By No-Title412 • Score: 1 • April 11, 2025 10:27 PM
It was my husband's day off so we invited my dad and his new wife to join us for lunch at our favorite local restaurant. For context, my mother died 7 years ago and my dad remarried quickly. His new wife, we'll call her "Allison" is nice enough to spend time with and I often find myself liking her.
That said, I do not see her as a member of my family just because she managed to steamroll her way into our private lives. She pursued my dad very aggressively as soon as they met and I've tried to be honest and open with everyone as to how difficult that was for me, but no one seems to care. This has made it all the harder for a relationship to grow organically between Allison and myself. The thing is, I love my dad, and try hard to be respectful of his life choices and Allison who, like I said, I might someday consider a friend.
The controversy came when an acquaintance approached our table to say hello and my husband introduced Allison as his mother-in-law.
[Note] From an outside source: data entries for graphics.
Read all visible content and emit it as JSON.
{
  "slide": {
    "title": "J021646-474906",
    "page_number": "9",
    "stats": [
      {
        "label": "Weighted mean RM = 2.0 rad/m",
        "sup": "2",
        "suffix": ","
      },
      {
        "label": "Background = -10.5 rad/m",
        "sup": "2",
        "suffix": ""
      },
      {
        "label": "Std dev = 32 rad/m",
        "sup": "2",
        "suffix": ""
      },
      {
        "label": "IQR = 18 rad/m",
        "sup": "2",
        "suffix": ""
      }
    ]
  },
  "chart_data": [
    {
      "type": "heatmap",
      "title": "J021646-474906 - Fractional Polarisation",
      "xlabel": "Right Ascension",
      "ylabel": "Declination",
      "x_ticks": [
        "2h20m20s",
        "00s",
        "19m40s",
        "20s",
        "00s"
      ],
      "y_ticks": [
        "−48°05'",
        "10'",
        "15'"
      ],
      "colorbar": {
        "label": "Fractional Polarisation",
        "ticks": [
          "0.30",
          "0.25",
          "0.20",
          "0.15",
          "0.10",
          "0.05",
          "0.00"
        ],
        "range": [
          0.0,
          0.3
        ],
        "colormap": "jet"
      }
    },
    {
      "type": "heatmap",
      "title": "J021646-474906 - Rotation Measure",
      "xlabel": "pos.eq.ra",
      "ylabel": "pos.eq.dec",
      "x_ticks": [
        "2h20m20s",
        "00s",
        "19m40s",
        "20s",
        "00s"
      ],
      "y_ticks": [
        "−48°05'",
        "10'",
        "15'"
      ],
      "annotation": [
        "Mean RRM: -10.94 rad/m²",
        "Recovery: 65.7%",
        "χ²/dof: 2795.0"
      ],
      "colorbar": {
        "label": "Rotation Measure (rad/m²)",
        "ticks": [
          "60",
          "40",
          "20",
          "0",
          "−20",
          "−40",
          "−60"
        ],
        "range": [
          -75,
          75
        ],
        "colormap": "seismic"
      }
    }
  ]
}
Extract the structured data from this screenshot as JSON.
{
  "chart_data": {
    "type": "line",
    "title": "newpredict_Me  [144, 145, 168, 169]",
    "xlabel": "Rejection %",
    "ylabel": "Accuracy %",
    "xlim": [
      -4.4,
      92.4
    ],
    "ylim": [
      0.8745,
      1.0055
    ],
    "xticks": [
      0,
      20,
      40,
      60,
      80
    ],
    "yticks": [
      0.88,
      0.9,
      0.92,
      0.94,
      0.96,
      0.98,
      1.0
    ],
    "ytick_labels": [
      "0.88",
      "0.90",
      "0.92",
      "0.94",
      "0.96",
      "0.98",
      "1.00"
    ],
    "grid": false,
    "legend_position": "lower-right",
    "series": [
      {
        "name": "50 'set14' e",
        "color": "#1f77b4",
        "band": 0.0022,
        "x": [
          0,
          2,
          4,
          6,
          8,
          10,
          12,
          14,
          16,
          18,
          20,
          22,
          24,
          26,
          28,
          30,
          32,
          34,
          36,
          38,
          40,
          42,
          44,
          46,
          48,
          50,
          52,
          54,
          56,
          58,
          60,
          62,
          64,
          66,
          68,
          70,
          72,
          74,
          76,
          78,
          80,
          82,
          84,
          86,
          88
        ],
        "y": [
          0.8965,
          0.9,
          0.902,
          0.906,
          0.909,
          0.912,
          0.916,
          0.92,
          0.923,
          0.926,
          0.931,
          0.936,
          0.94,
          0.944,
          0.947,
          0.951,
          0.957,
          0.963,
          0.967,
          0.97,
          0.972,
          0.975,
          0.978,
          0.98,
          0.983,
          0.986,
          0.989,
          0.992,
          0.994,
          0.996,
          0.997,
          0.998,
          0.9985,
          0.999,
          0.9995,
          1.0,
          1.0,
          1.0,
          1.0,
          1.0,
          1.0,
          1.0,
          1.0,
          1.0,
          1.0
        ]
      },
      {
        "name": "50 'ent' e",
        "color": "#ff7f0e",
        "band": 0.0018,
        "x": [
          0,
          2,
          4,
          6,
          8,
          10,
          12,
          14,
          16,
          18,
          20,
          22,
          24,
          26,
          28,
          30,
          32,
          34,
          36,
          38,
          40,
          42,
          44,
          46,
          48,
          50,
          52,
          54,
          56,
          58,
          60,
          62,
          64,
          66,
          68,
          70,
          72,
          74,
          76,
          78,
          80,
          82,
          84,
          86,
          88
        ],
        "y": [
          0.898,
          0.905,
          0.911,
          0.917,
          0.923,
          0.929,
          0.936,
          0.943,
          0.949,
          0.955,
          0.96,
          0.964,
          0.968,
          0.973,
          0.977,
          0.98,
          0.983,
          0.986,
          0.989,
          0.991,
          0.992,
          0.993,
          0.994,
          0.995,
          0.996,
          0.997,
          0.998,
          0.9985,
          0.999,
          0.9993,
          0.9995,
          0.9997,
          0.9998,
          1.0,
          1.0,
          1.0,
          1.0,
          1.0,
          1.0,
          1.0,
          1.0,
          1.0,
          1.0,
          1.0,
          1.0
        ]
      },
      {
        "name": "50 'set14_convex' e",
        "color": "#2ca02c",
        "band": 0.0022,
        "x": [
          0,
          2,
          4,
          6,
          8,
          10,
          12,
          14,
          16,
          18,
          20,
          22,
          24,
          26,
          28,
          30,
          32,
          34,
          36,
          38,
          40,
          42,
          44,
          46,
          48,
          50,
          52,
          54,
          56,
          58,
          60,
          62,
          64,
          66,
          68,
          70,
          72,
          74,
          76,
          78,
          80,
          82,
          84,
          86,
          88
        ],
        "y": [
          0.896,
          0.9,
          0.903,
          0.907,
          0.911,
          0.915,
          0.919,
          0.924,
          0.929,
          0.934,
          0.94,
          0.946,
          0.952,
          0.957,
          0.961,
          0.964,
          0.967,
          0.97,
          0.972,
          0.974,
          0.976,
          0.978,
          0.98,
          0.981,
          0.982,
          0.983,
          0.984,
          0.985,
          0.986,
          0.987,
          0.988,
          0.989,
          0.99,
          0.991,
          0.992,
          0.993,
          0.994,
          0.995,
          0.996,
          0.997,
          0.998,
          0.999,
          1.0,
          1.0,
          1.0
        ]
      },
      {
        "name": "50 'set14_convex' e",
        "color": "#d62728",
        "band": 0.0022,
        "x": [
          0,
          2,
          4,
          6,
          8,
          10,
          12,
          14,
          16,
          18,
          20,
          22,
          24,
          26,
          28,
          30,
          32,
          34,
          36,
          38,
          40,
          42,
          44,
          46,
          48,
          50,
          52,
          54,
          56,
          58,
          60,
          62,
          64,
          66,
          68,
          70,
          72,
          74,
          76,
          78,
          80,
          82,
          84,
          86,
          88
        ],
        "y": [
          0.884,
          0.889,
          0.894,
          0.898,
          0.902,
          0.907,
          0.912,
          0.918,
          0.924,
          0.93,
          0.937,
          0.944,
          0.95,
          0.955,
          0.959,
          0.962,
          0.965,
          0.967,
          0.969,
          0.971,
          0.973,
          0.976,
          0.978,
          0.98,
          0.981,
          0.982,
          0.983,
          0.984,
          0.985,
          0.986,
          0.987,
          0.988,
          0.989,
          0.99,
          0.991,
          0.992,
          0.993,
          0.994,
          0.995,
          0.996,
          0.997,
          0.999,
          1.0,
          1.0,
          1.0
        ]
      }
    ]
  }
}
I cringed and tried to explain politely that she is my father's wife. To my reasoning, my mother was not present, ergo my husband's mother-in-law was not present. I didn't mean to be rude to Allison or anyone, but feel it would be disrespectful of my mom's memory to treat her as some interchangeable element. My dad and husband both know i feel this way, but disregard my feeling at every turn. I admit that my mom's untimely death hit me especially hard and I'm still not over it. I simply can't handle my dad's attempts (there have been many) to erase my mother and now he's gotten my husband roped into this conspiracy. I don't know if he was trying to win support points with my dad, but my husband doubled down on his introduction, claiming that since Allison is married to my dad, that makes her my mother. I let it go at that, because I didn't want to destroy what had been such a friendly lunch. But my husband's refusal to respect my feelings on the matter hit me like a punch in the gut and this has long been a pattern for him. I guess I'm just trying to figure out AITAH for not letting it go immediately, or for letting it go for so long?